Es war einmal eine Frau, die hatte einen kleinen Knaben, der war so dick
und so fett und mochte immer so gern gute Bissen, und darum nannte die
Mutter ihn _Schmierbock_; auch hatte sie einen kleinen allerliebsten
Hund, welchen sie _Goldzahn_ nannte. Nun stand die Frau einmal beim
Backtrog und backte Brod; da fing der Hund plötzlich an zu bellen.

»Lauf mal hinaus, Schmierbock,« sagte die Frau: »und sieh zu, wonach
Goldzahn so bellt.« Da lief der Knabe hinaus, kam wieder herein und
sagte:

»Na, Gott steh uns bei! da kommt ein großes, langes Trollweib her mit
dem Kopf unter dem Arm und einem Sack auf dem Rücken.« --

»Kriech unter den Backtrog und versteck Dich!« sagte seine Mutter.

Nun kam das Trollweib an. »Guten Tag!« sagte sie.

»Schönen Dank!« sagte die Mutter von Schmierbock.

»Ist Schmierbock nicht zu Hause?« fragte das Weib.

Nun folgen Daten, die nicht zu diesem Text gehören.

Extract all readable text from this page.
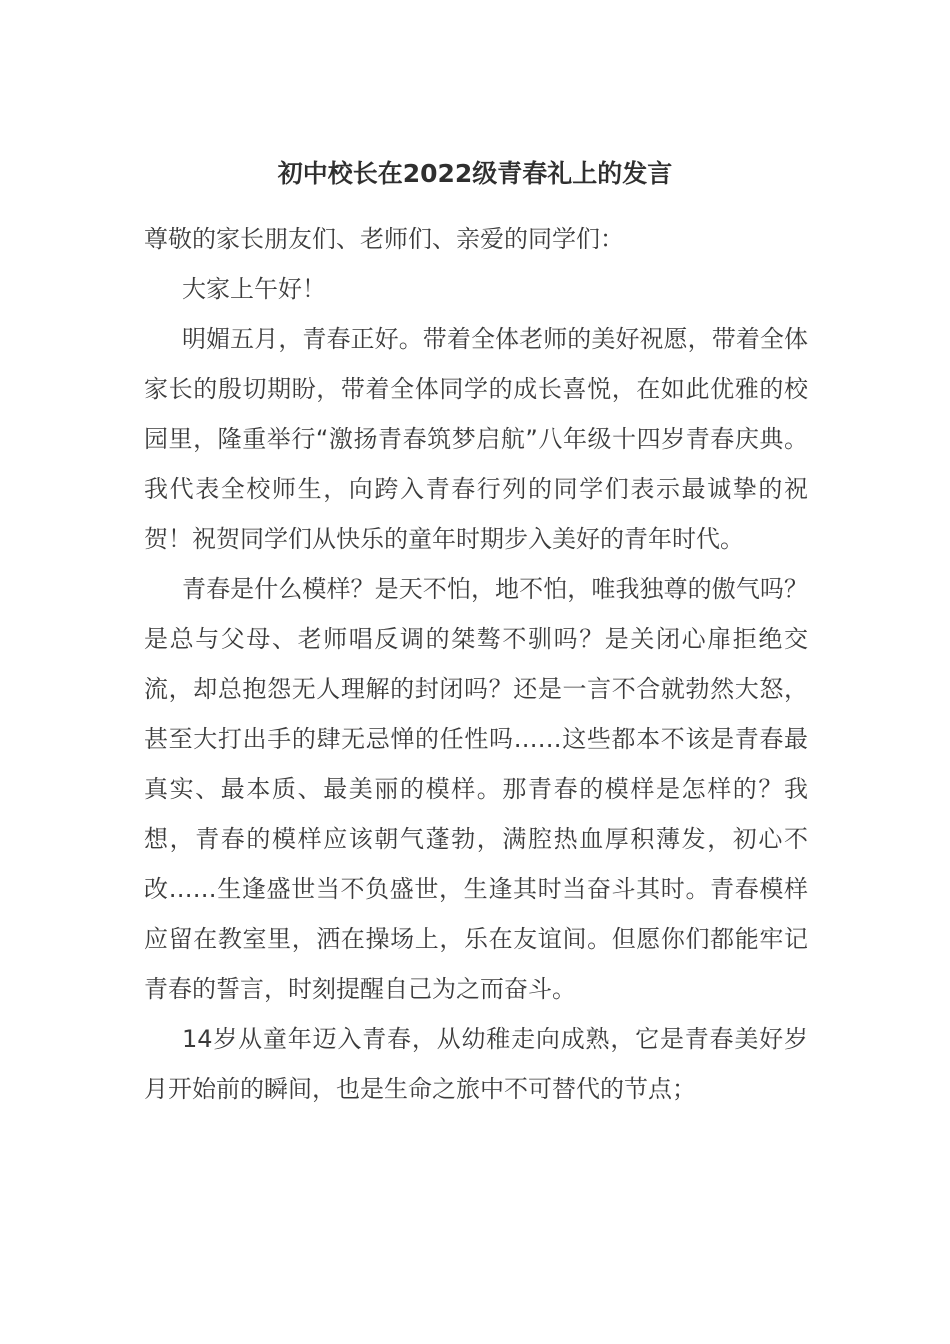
初中校长在2022级青春礼上的发言

尊敬的家长朋友们、老师们、亲爱的同学们：

大家上午好！

明媚五月，青春正好。带着全体老师的美好祝愿，带着全体家长的殷切期盼，带着全体同学的成长喜悦，在如此优雅的校园里，隆重举行“激扬青春筑梦启航”八年级十四岁青春庆典。我代表全校师生，向跨入青春行列的同学们表示最诚挚的祝贺！祝贺同学们从快乐的童年时期步入美好的青年时代。

青春是什么模样？是天不怕，地不怕，唯我独尊的傲气吗？是总与父母、老师唱反调的桀骜不驯吗？是关闭心扉拒绝交流，却总抱怨无人理解的封闭吗？还是一言不合就勃然大怒，甚至大打出手的肆无忌惮的任性吗……这些都本不该是青春最真实、最本质、最美丽的模样。那青春的模样是怎样的？我想，青春的模样应该朝气蓬勃，满腔热血厚积薄发，初心不改……生逢盛世当不负盛世，生逢其时当奋斗其时。青春模样应留在教室里，洒在操场上，乐在友谊间。但愿你们都能牢记青春的誓言，时刻提醒自己为之而奋斗。

14岁从童年迈入青春，从幼稚走向成熟，它是青春美好岁月开始前的瞬间，也是生命之旅中不可替代的节点；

»Nein, er ist mit seinem Vater im Holz und fängt Waldhühner,« versetzte
die Frau.

»Das wär' der Troll!« sagte das Weib: »ich hab' ein kleines silbernes
Messer, das wollt' ich ihm gern schenken.« --

»Pip! pip! hier bin ich!« sagte Schmierbock unter dem Backtrog und kroch
hervor.

»Ich bin so alt und bin schon so steif im Rücken,« sagte das Trollweib:
»Du musst in den Sack kriechen und es Dir selbst holen.«

Wie nun Schmierbock in den Sack gekrochen war, schwang das Weib ihn
auf den Rücken und ging damit fort. Als sie aber ein Ende gegangen
war, wurde sie müde und fragte: »Wie weit ist es noch bis zur
Schlafstelle?« --

»Ein Halbviertel Weges,« antwortete Schmierbock.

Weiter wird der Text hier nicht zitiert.